Publishing in JAMA Pediatrics a group of researchers have reported that a mother’s consumption of artificial sweeteners during pregnancy may influence the BMI of the infant.
Prof. Kevin McConway, Emeritus Professor of Applied Statistics, The Open University, said:
“Given the data that they had to work with, this study is statistically competent. But it’s important to be clear that their main conclusion is that “further research is warranted”, and certainly not that prospective mothers must stop drinking artificially sweetened drinks now. That’s because of the limitations that are acknowledged clearly in the press release and the study report. What the mothers ate and drank was self-reported, so maybe there are inaccuracies. But crucially, this is an observational study, so causal conclusions can’t be drawn.
“I’ll spell that out. A fairly small group of these Canadian mothers – about 5% of them – reported drinking artificially sweetened beverages at least once a day. (That includes diet soft drinks, and also tea or coffee with artificial sweetener added.) In other words, drinking these drinks once a day or more was a fairly unusual thing for Canadian mothers to do. You might expect that these unusual mothers would be different from the average in some ways, and indeed information in the study report shows that they were. For example, they were more likely to be overweight, to have smoked during pregnancy or to have had diabetes. On average they stopped breastfeeding earlier.
“The study found that this group of mothers were also more likely to have babies who were overweight at one year old. Most of them – nearly 9 out of 10 – did not have overweight babies, but the chance of overweight was about double the chance for mothers who drank very few artificially sweetened drinks or none at all. Perhaps that increased risk of overweight was indeed caused by the artificially sweetened drinks, or perhaps it was caused by something else that was unusual about the 5% of mothers. (In the jargon, perhaps the increased risk is due to confounders.) The researchers made statistical corrections to allow for differences in things they knew about, that may have made this group unusual apart from their sweetened drink consumption, such as maternal smoking and diabetes, a measure of the overall quality of their diet, the duration of breastfeeding, and several more. But they can’t know for sure that they accounted for all these things completely, and there may be other aspects of these women’s unusualness that could not be taken into account at all because they weren’t recorded.

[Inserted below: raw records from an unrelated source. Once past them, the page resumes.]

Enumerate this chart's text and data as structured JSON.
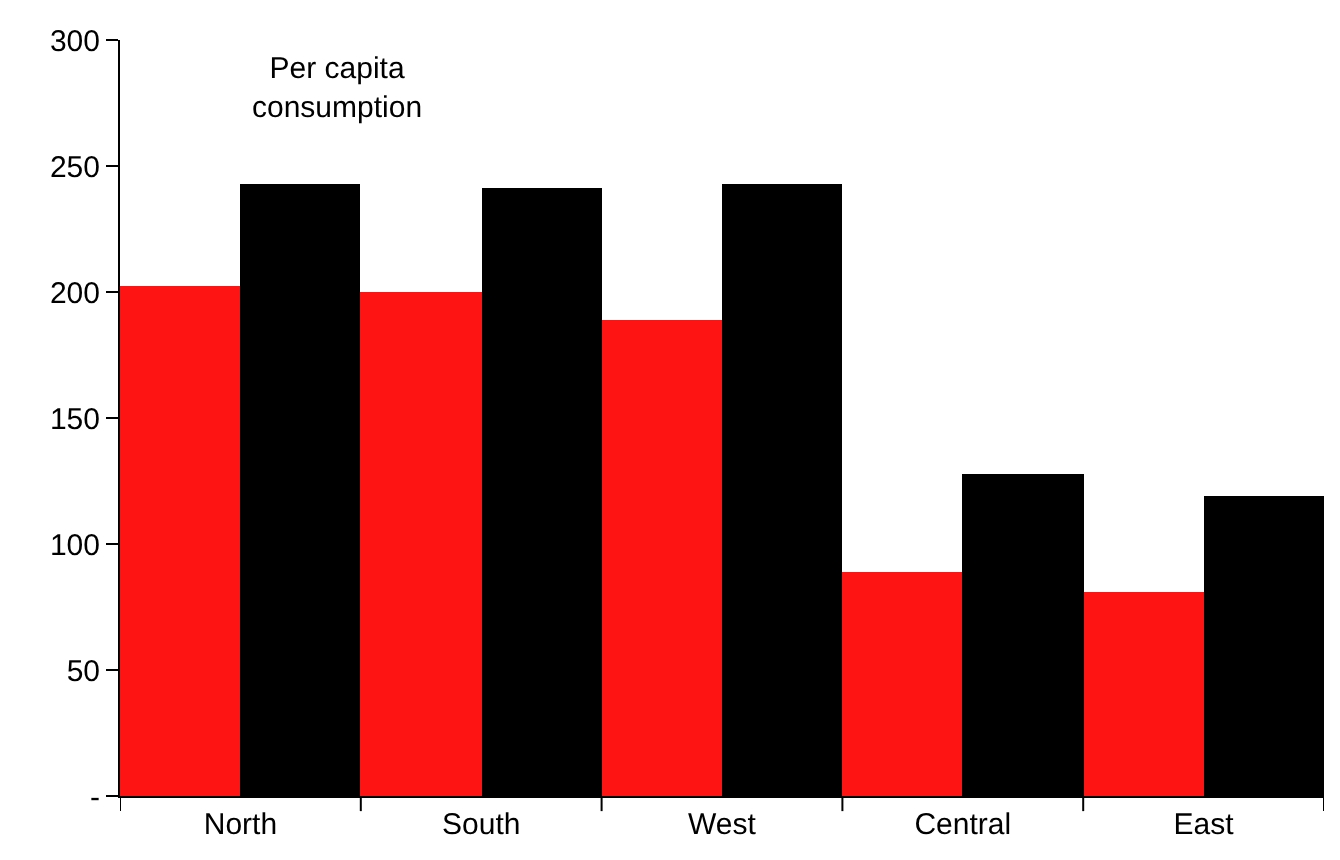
{
  "chart_data": {
    "type": "bar",
    "title": "Per capita consumption",
    "categories": [
      "North",
      "South",
      "West",
      "Central",
      "East"
    ],
    "series": [
      {
        "color": "#ff1414",
        "values": [
          202,
          200,
          189,
          89,
          81
        ]
      },
      {
        "color": "#000000",
        "values": [
          243,
          241,
          243,
          128,
          119
        ]
      }
    ],
    "ylim": [
      0,
      300
    ],
    "yticks": [
      {
        "value": 0,
        "label": "-"
      },
      50,
      100,
      150,
      200,
      250,
      300
    ]
  }
}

“So a study of this nature simply can’t establish what causes the increased risk of overweight one year olds. The research report makes all this explicitly clear, and that’s really why the conclusion can’t go further than asking for more research.”
Dr Janine Elson, spokesperson for the Royal College of Obstetricians and Gynaecologists (RCOG) and Subspecialist in Reproductive Medicine and Surgery, said:
“Maternal and childhood obesity are growing problems in the UK with a quarter of women and nearly a third of children aged 2–15 classed as being very overweight or obese.
“While the study found that children of mothers who reported drinking artificially sweetened drinks during pregnancy had an increased risk of being overweight, further research is needed to confirm whether the results seen in this study can be replicated.
“Pregnant women are already advised to cut down on foods that are high in fat and sugar – including fizzy drinks – as these can contribute to weight gain. Keeping healthy during pregnancy is extremely important as a woman’s diet can impact on the health of her baby. Water is the healthiest way to keep hydrated, but some of a woman’s daily fluid intake (around 1.5 litres) can come from other drinks, such as fruit juices, smoothies and milk.”
‘Association between artificially sweetened beverage consumption during pregnancy and infant body mass index’ by Meghan B. Azad et al. published in JAMA Pediatrics on Monday 9 May 2016.
Prof. Kevin McConway: “I have no conflicts of interest.”
Dr Janine Elson: “No declarations of interest.”